State Department Inspector General Implored To Launch Probe Of Hillary Clinton Emails
NEW YORK (CBSNewYork) -- There was more fallout Thursday from the Hillary Clinton email scandal.
Republicans were demanding a full-scale State Department investigation and, in the face of subpoenas, the possible 2016 presidential hopeful relented, CBS2's Marcia Kramer reported.
Clinton has already turned over 55,000 documents to the State Department, including 300 that deal with the 2012 Benghazi terror attacks, but the questions continue about her use of a private email account to conduct government business and who else had accounts on her private server.
The trash cans seen this week outside Clinton's Chappaqua, N.Y. home, the location of her so-called "secret server" home computer system, may be emblematic. Republicans are now using the email scandal to "trash" the presumptive Democratic presidential candidate, demanding a special probe of her actions.
"The American public deserves to know whether one of its top-ranking public official's actions violated federal law," wrote Republican National Committee chief counsel John Phillippe, to demand that the State Department's inspector general launch an investigation of Clinton's use of a personal email address to conduct government business.
On Tuesday night, Clinton avoided any mention of the scandal, but late Wednesday night, after her State Department emails were subpoenaed by the House committee investigating Benghazi, she broke her silence.

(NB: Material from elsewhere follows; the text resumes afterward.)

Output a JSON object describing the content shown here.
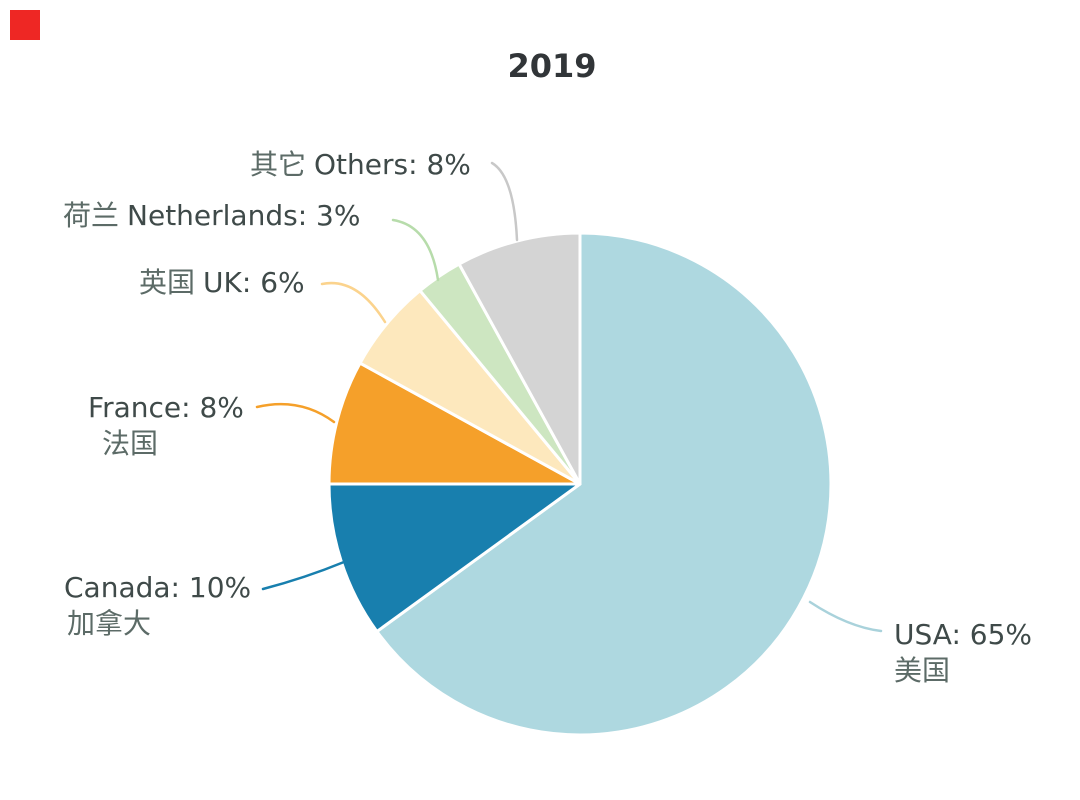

"I want the public to see my email," Clinton tweeted. "I asked State to release them. They said they will review them for release as soon as possible."

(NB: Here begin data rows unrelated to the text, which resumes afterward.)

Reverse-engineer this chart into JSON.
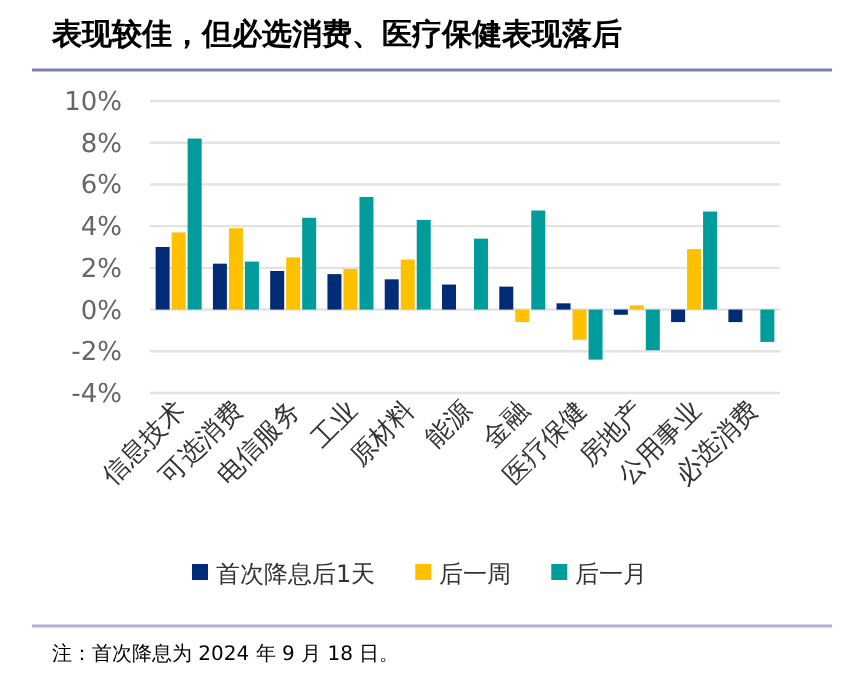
{
  "chart_data": {
    "type": "bar",
    "title": "表现较佳，但必选消费、医疗保健表现落后",
    "categories": [
      "信息技术",
      "可选消费",
      "电信服务",
      "工业",
      "原材料",
      "能源",
      "金融",
      "医疗保健",
      "房地产",
      "公用事业",
      "必选消费"
    ],
    "series": [
      {
        "name": "首次降息后1天",
        "color": "#002c77",
        "values": [
          3.0,
          2.2,
          1.85,
          1.7,
          1.45,
          1.2,
          1.1,
          0.3,
          -0.25,
          -0.6,
          -0.6
        ]
      },
      {
        "name": "后一周",
        "color": "#ffc000",
        "values": [
          3.7,
          3.9,
          2.5,
          1.95,
          2.4,
          null,
          -0.6,
          -1.45,
          0.2,
          2.9,
          null
        ]
      },
      {
        "name": "后一月",
        "color": "#009b9b",
        "values": [
          8.2,
          2.3,
          4.4,
          5.4,
          4.3,
          3.4,
          4.75,
          -2.4,
          -1.95,
          4.7,
          -1.55
        ]
      }
    ],
    "ylim": [
      -4,
      10
    ],
    "yticks": [
      {
        "value": -4,
        "label": "-4%"
      },
      {
        "value": -2,
        "label": "-2%"
      },
      {
        "value": 0,
        "label": "0%"
      },
      {
        "value": 2,
        "label": "2%"
      },
      {
        "value": 4,
        "label": "4%"
      },
      {
        "value": 6,
        "label": "6%"
      },
      {
        "value": 8,
        "label": "8%"
      },
      {
        "value": 10,
        "label": "10%"
      }
    ],
    "grid": "y",
    "legend": "bottom",
    "annotations": [
      "注：首次降息为 2024 年 9 月 18 日。"
    ]
  }
}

This happened as more details surfaced about her secretive private email set-up. Her email address is hdr22@clintonemail.com, and clintonemail.com addresses were highly coveted plums for members of her inner circle. Top aide Huma Abedin, the wife of disgraced former Congressman Anthony Weiner, had one, and so did Clinton's daughter, Chelsea, who used the name "Diane Reynolds."
And there are questions about the scandal's impact on Clinton's political ambitions.

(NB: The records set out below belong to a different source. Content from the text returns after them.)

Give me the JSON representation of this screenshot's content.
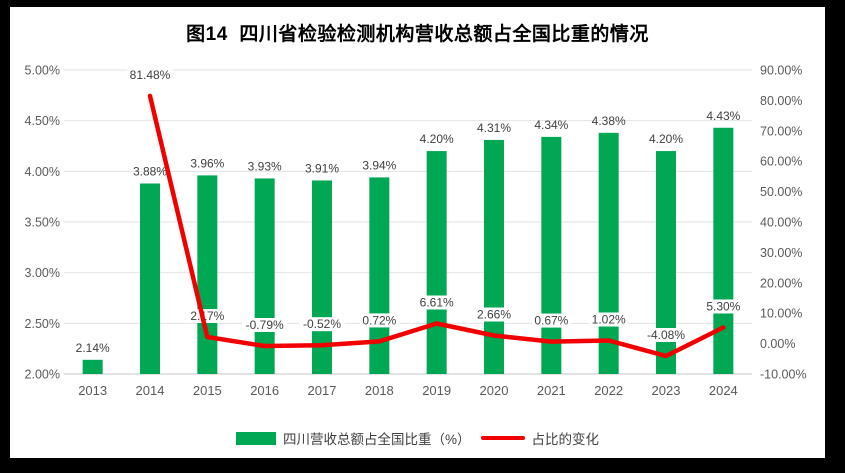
{
  "frame": {
    "background": "#000000",
    "panel_background": "#ffffff"
  },
  "title": "图14  四川省检验检测机构营收总额占全国比重的情况",
  "colors": {
    "bar": "#00a853",
    "line": "#f20000",
    "grid": "#e2e2e2",
    "axis_line": "#c6c6c6",
    "axis_text": "#595959",
    "data_label": "#404040",
    "title_text": "#000000"
  },
  "legend": [
    {
      "label": "四川营收总额占全国比重（%）",
      "marker": "bar"
    },
    {
      "label": "占比的变化",
      "marker": "line"
    }
  ],
  "chart_data": {
    "type": "combo-bar-line",
    "categories": [
      "2013",
      "2014",
      "2015",
      "2016",
      "2017",
      "2018",
      "2019",
      "2020",
      "2021",
      "2022",
      "2023",
      "2024"
    ],
    "series": [
      {
        "name": "四川营收总额占全国比重（%）",
        "type": "bar",
        "axis": "left",
        "values": [
          2.14,
          3.88,
          3.96,
          3.93,
          3.91,
          3.94,
          4.2,
          4.31,
          4.34,
          4.38,
          4.2,
          4.43
        ],
        "labels": [
          "2.14%",
          "3.88%",
          "3.96%",
          "3.93%",
          "3.91%",
          "3.94%",
          "4.20%",
          "4.31%",
          "4.34%",
          "4.38%",
          "4.20%",
          "4.43%"
        ]
      },
      {
        "name": "占比的变化",
        "type": "line",
        "axis": "right",
        "values": [
          null,
          81.48,
          2.17,
          -0.79,
          -0.52,
          0.72,
          6.61,
          2.66,
          0.67,
          1.02,
          -4.08,
          5.3
        ],
        "labels": [
          null,
          "81.48%",
          "2.17%",
          "-0.79%",
          "-0.52%",
          "0.72%",
          "6.61%",
          "2.66%",
          "0.67%",
          "1.02%",
          "-4.08%",
          "5.30%"
        ]
      }
    ],
    "left_axis": {
      "min": 2.0,
      "max": 5.0,
      "step": 0.5,
      "tick_labels": [
        "5.00%",
        "4.50%",
        "4.00%",
        "3.50%",
        "3.00%",
        "2.50%",
        "2.00%"
      ]
    },
    "right_axis": {
      "min": -10,
      "max": 90,
      "step": 10,
      "tick_labels": [
        "90.00%",
        "80.00%",
        "70.00%",
        "60.00%",
        "50.00%",
        "40.00%",
        "30.00%",
        "20.00%",
        "10.00%",
        "0.00%",
        "-10.00%"
      ]
    },
    "grid": true,
    "legend_position": "bottom"
  }
}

"This is the big problem for them politically, or her politically, is that this has been the long-running narrative -- that they're very secretive, very political, very controlling," Iona College political science professor Jeanne Zaino said.
And while the Republicans see this as an opening, some Democrats are worried that the flap is the latest example of Clinton's so-called "bunker mentality."
With Clinton expected to officially declare her candidacy for the presidency, the worry is that it could embolden other Democrats, like Massachusetts Sen. Elizabeth Warren perhaps, or maybe Vice President Joe Biden, to run, Kramer reported.